About the time that Iceland adopted Christianity, it was carried also to Greenland, which had recently been colonized by Eric the Red. Leif, a son of this Eric, brought the first Christian priest to Greenland. References are made in the account of Leif, and several of those who followed him, to a land which has been supposed by some to be identical with Massachusetts and Rhode Island. That the American coast was reached by these voyagers is entirely credible, but the point of visitation is still a subject for inquiry.See Narrative and Critical History of America, edited by Justin Winsor, vol. i.

Among the Slavonian races, the missionary era was the ninth, tenth, and eleventh centuries. Moravia received the gospel in the latter half of the ninth century, through the Greek missionaries Cyril and Methodius, the latter of whom was awarded the metropolitan dignity from Rome. The movement in Moravia reinforced the beginning which had been made shortly before in Bohemia. From Bohemia, Christianity was carried, after the middle of the tenth century, into Poland.

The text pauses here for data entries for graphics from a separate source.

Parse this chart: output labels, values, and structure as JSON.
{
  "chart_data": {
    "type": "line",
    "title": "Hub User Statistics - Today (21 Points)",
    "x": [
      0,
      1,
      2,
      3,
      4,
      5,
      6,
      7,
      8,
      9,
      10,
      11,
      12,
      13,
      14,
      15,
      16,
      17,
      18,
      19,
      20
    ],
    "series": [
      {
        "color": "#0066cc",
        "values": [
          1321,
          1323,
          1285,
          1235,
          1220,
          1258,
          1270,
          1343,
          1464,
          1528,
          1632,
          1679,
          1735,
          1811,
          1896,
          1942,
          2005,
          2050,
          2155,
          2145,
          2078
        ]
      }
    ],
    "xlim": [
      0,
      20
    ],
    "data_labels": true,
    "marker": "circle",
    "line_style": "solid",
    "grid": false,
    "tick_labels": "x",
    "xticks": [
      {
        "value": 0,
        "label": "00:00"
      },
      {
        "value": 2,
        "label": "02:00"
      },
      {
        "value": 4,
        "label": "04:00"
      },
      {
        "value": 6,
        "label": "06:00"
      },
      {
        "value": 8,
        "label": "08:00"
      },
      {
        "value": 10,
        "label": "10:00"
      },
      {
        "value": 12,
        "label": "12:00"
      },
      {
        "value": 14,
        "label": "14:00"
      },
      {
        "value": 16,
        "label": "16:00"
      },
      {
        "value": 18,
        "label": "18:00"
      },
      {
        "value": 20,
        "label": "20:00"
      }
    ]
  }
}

The Bulgarians, Slavonian in language but not in race, first learned of Christianity from captives taken in the early part of the ninth century, among whom was the Bishop of Adrianople. They generally clung, however, to their old religion till after the middle of the same century. As the agency by which they were finally persuaded to a change of faith came from Constantinople, it was but natural that their allegiance should gravitate thither. However, for a brief interval there was a serious consideration of the question of union with Rome. An embassy was sent thither about 865. The Pope in response dispatched his legates into Bulgaria, and returned answers to a long list of questions which had been propounded respecting worship and life. The answers, on the whole, were very creditable, and such as might have been expected from the sagacious pontiff, Nicolas I., who then occupied the chair of Peter. The Bulgarians, however, were not sufficiently grateful for the paternal offices of the Pope to attach themselves to Rome.

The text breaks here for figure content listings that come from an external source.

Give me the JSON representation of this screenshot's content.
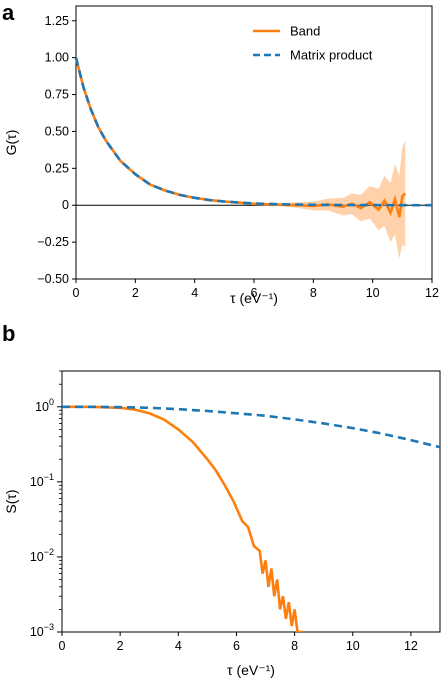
{
  "panels": [
    {
      "letter": "a",
      "chart_data": {
        "type": "line",
        "xlabel": "τ (eV⁻¹)",
        "ylabel": "G(τ)",
        "xlim": [
          0,
          12
        ],
        "ylim": [
          -0.5,
          1.35
        ],
        "xticks": [
          "0",
          "2",
          "4",
          "6",
          "8",
          "10",
          "12"
        ],
        "yticks": [
          "1.25",
          "1.00",
          "0.75",
          "0.50",
          "0.25",
          "0",
          "−0.25",
          "−0.50"
        ],
        "yscale": "linear",
        "zero_line": true,
        "legend_position": "top-right",
        "series": [
          {
            "name": "Band",
            "color": "#ff7f0e",
            "style": "solid",
            "x": [
              0,
              0.25,
              0.5,
              0.75,
              1,
              1.5,
              2,
              2.5,
              3,
              3.5,
              4,
              4.5,
              5,
              5.5,
              6,
              6.5,
              7,
              7.5,
              8,
              8.5,
              9,
              9.3,
              9.6,
              9.9,
              10.2,
              10.4,
              10.6,
              10.75,
              10.9,
              11.0,
              11.1
            ],
            "y": [
              1.0,
              0.8,
              0.65,
              0.53,
              0.44,
              0.3,
              0.21,
              0.14,
              0.1,
              0.07,
              0.05,
              0.035,
              0.025,
              0.018,
              0.01,
              0.006,
              0.003,
              0.0,
              -0.005,
              0.005,
              -0.01,
              0.01,
              -0.02,
              0.02,
              -0.03,
              0.03,
              -0.05,
              0.04,
              -0.08,
              0.06,
              0.08
            ],
            "band_halfwidth": [
              0,
              0,
              0,
              0,
              0,
              0,
              0,
              0,
              0,
              0,
              0,
              0,
              0,
              0,
              0.005,
              0.008,
              0.012,
              0.02,
              0.03,
              0.04,
              0.06,
              0.07,
              0.09,
              0.11,
              0.14,
              0.17,
              0.2,
              0.24,
              0.28,
              0.33,
              0.36
            ]
          },
          {
            "name": "Matrix product",
            "color": "#1f77b4",
            "style": "dashed",
            "x": [
              0,
              0.25,
              0.5,
              0.75,
              1,
              1.5,
              2,
              2.5,
              3,
              3.5,
              4,
              4.5,
              5,
              5.5,
              6,
              7,
              8,
              9,
              10,
              11,
              12
            ],
            "y": [
              1.0,
              0.8,
              0.65,
              0.53,
              0.44,
              0.3,
              0.21,
              0.14,
              0.1,
              0.07,
              0.05,
              0.035,
              0.025,
              0.018,
              0.012,
              0.006,
              0.003,
              0.0015,
              0.0008,
              0.0004,
              0.0002
            ]
          }
        ]
      }
    },
    {
      "letter": "b",
      "chart_data": {
        "type": "line",
        "xlabel": "τ (eV⁻¹)",
        "ylabel": "S(τ)",
        "xlim": [
          0,
          13
        ],
        "ylim": [
          0.001,
          3
        ],
        "yscale": "log",
        "xticks": [
          "0",
          "2",
          "4",
          "6",
          "8",
          "10",
          "12"
        ],
        "ytick_values": [
          1,
          0.1,
          0.01,
          0.001
        ],
        "yticks": [
          {
            "base": "10",
            "exp": "0"
          },
          {
            "base": "10",
            "exp": "−1"
          },
          {
            "base": "10",
            "exp": "−2"
          },
          {
            "base": "10",
            "exp": "−3"
          }
        ],
        "series": [
          {
            "name": "",
            "color": "#ff7f0e",
            "style": "solid",
            "x": [
              0,
              1,
              2,
              2.5,
              3,
              3.5,
              4,
              4.5,
              5,
              5.3,
              5.6,
              5.9,
              6.2,
              6.4,
              6.6,
              6.8,
              6.9,
              7.0,
              7.1,
              7.2,
              7.3,
              7.4,
              7.5,
              7.6,
              7.7,
              7.8,
              7.9,
              8.0,
              8.1,
              8.3
            ],
            "y": [
              1.0,
              1.0,
              0.97,
              0.92,
              0.82,
              0.68,
              0.5,
              0.34,
              0.2,
              0.14,
              0.09,
              0.055,
              0.03,
              0.025,
              0.014,
              0.012,
              0.006,
              0.009,
              0.004,
              0.007,
              0.003,
              0.005,
              0.002,
              0.003,
              0.0015,
              0.0025,
              0.0012,
              0.002,
              0.001,
              0.001
            ]
          },
          {
            "name": "",
            "color": "#1f77b4",
            "style": "dashed",
            "x": [
              0,
              1,
              2,
              3,
              4,
              5,
              6,
              7,
              8,
              9,
              10,
              11,
              12,
              13
            ],
            "y": [
              1.0,
              1.0,
              0.99,
              0.97,
              0.93,
              0.88,
              0.82,
              0.76,
              0.68,
              0.6,
              0.52,
              0.44,
              0.36,
              0.29
            ]
          }
        ]
      }
    }
  ]
}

If a statement sent forth in 866 by Photius, Patriarch of Constantinople, could be taken in its full breadth, it must be concluded that the Russians had already in large numbers embraced the gospel. But Photius wished to magnify the missionary activity of the East, and so in all probability gave too high a color to his picture. The positive establishment of Christianity in Russia was more than a century later. In 955, as we read, Olga, widow of the Russian King Igor, was baptized in Constantinople under the Christian name Helena. Her grandson Vladimir was baptized in 988. Like a genuine Russian autocrat, he ordered his subjects to follow his example. His son and successor was also a zealous patron of Christianity; and churches, schools, and monasteries were multiplied throughout the country.

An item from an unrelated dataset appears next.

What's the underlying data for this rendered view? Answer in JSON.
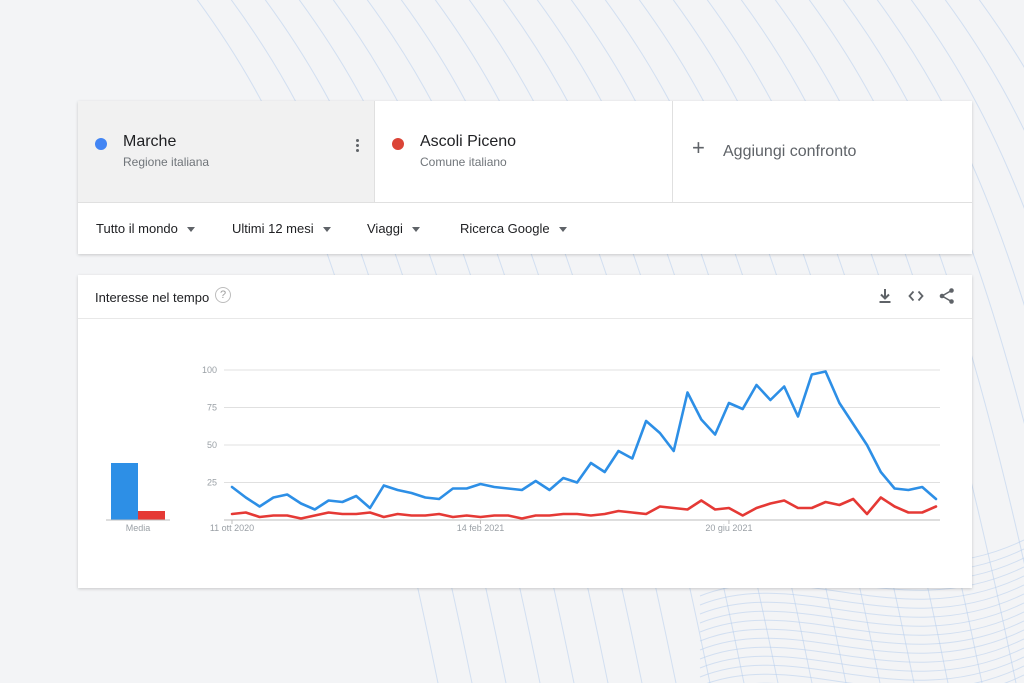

The Hungarians, or Magyars, the last and fiercest of the great swarms of invaders which poured through Central Europe, after spreading the terror of their name into Southern Gaul and Italy, were finally confined by the victories of Henry the Fowler and Otho the Great (933, 955) to their present bounds upon the Danube. Very soon thereafter the feeble beginning of Christianity, which had been received through connection with Constantinople, was supplemented by missionaries from the German Empire. At the end of the tenth century, King Stephen, who came to be honored by the Hungarians as a saint, was a zealous patron of the Christian Church among his subjects. His efforts, however, did not secure to it such a place in the affections of the people as to prevent a subsequent reaction to heathenism.

Thus, from the time that the conversion of Constantine inaugurated the open triumph and ascendancy of Christianity in the Roman Empire, seven centuries elapsed before all of the prominent tribes of Europe bad consented to take the Christian name. In obscure quarters, at a still later date, there were professed heathen within European bounds.